Ask your children or grandchildren for a definition of “dissing” and, chances are, the answer you get will include words like rudeness and insults. Ask what the word “respect” means and the reply will probably be vague or abstract and have more to do with love (or fear) than with high regard. They may claim to respect their parents but feel they are old-fashioned and don’t understand how things are for kids these days.
Of course, they will insist they respect authority, and in the next breath tell you how they sneaked out of study hall, went joyriding when they were supposedly at the library, and “snowed” the coach about a missed practice. They’ll stand tall and salute the flag when it passes by in the homecoming parade, then dash off with their friends and their fake ID to buy beer or cigarettes for the unsupervised party that will follow the big game– if they don’t get caught going over the speed limit.

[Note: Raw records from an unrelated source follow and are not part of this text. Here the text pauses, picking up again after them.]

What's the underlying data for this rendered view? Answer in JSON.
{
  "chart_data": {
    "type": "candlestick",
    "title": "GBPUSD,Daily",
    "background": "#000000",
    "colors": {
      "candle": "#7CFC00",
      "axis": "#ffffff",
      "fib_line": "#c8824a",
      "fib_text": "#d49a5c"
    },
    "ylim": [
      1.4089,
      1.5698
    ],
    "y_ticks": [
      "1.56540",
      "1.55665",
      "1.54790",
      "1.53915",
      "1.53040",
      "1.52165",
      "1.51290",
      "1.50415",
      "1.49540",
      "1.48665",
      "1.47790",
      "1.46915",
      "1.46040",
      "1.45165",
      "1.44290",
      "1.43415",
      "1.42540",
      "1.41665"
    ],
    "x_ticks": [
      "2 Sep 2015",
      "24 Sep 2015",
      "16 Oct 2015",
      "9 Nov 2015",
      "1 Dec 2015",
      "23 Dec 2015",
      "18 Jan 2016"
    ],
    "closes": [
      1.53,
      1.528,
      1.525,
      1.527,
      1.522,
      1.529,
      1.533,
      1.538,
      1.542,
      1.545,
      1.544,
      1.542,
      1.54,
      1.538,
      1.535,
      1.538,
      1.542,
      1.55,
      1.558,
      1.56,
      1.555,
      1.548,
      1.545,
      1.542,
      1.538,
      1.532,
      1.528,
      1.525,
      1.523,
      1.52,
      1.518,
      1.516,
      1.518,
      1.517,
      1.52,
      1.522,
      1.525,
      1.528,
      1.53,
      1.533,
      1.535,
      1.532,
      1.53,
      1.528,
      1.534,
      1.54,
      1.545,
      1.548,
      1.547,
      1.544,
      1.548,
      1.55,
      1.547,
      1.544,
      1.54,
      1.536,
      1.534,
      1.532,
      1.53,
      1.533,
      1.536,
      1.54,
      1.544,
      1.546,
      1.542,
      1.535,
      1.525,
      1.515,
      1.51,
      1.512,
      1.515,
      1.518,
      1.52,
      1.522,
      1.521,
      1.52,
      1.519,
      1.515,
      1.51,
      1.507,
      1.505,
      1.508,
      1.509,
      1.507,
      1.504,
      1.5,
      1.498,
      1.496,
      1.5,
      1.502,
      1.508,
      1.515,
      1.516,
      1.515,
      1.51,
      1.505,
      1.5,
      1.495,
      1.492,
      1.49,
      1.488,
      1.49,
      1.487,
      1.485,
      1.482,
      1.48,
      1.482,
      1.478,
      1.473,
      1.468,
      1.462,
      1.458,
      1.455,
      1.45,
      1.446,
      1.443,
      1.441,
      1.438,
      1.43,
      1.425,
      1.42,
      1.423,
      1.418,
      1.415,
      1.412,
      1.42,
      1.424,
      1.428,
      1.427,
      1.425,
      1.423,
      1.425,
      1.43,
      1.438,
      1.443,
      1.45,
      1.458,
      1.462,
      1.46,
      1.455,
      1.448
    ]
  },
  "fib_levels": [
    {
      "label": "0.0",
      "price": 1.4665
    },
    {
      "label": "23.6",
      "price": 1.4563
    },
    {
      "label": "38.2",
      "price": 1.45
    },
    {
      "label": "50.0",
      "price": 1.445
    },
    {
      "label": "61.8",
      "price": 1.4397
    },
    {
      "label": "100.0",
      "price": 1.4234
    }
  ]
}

Somehow, respect for the flag doesn’t have anything to do with obeying the laws of the nation, state, or town it represents.
I wonder how many times our reasonably good kids have heard tales told around the dinner table about how Dad or Grandpa got away with something in their youth? Or heard Mom and Aunt Darla giggling over memories of the antics at slumber-parties when they were in high school? How many times have they been in the car when Mom or Dad ran a red light, hit the brake when a patrol car came over the hill, or sipped on a beer during a long, tedious drive? Minor things, agreed, but when our kids see us stretch the rules, they come to believe it’s okay, as long as you don’t get caught. In order to earn respect, I believe we have to be respectable. Our kids figure out that parents and others in authority have feet of clay, we lose our credibility and, thus, the respect we need to be effective.
Respectability, as I see it, has to do with being admirable, trustworthy, consistent and fair. Respect has to do with a belief that the parent (or other authority) is right and should be trusted and obeyed. If you truly respect someone, then you don’t question what they tell you. You take their advice even if you don’t totally understand it. You obey their rules without arguing that yours is a special case. If not, then you are dissing– disrespecting– and that is one of the things that defines bullying.
In order to support feelings of his own superiority, the bully has to make his victim feel inferior, and the most efficient road to that end is to treat him with disrespect, and to convince his cohorts that they, too, are superior. This is why most bullies tend to do their damage when they have witnesses. Another way to achieve that reputation of superiority, is to avoid actual confrontation and deliver the insults by other means such as graffiti, computer, anonymous notes or phone calls. Unfortunately, the Internet and cell phones make it fairly easy for the bully to escape detection. Equally unfortunate is the fact that, once an ugly rumor or insulting message is out there in cyberspace, it can reach many more than just a handful of witnesses, and it makes little difference if it is founded in fact or not.
You hear a lot these days about schools setting out to teach respect. They’re worried about students who do everything from sassing the teachers to bringing guns to school. They’re worried about bullying and lack of good sportsmanship. They wonder if competitiveness, as fostered by sports, playground activities, contests, awards and gold stars may be responsible for violence, prejudice and the “me first” attitude of so many students.
It seems to me that, without competition, we’d never have any improvements in the human race. School sports were designed, at least initially, to teach students to strive for success, to work with others for a common goal, and to feel good about themselves. We must guard against losing sight of that goal, for how can we achieve those things without the competition inherent in organized sports? Why would we have programs for those gifted and talented students who are academically superior and deny similar opportunities for those whose talents are mainly athletic?
We owe it to the future of the human race, to make all our children feel good about themselves– not by comparing them to other children, but by celebrating their individual accomplishments and growth. As self-worth and self-respect grow, the need to bully others diminishes.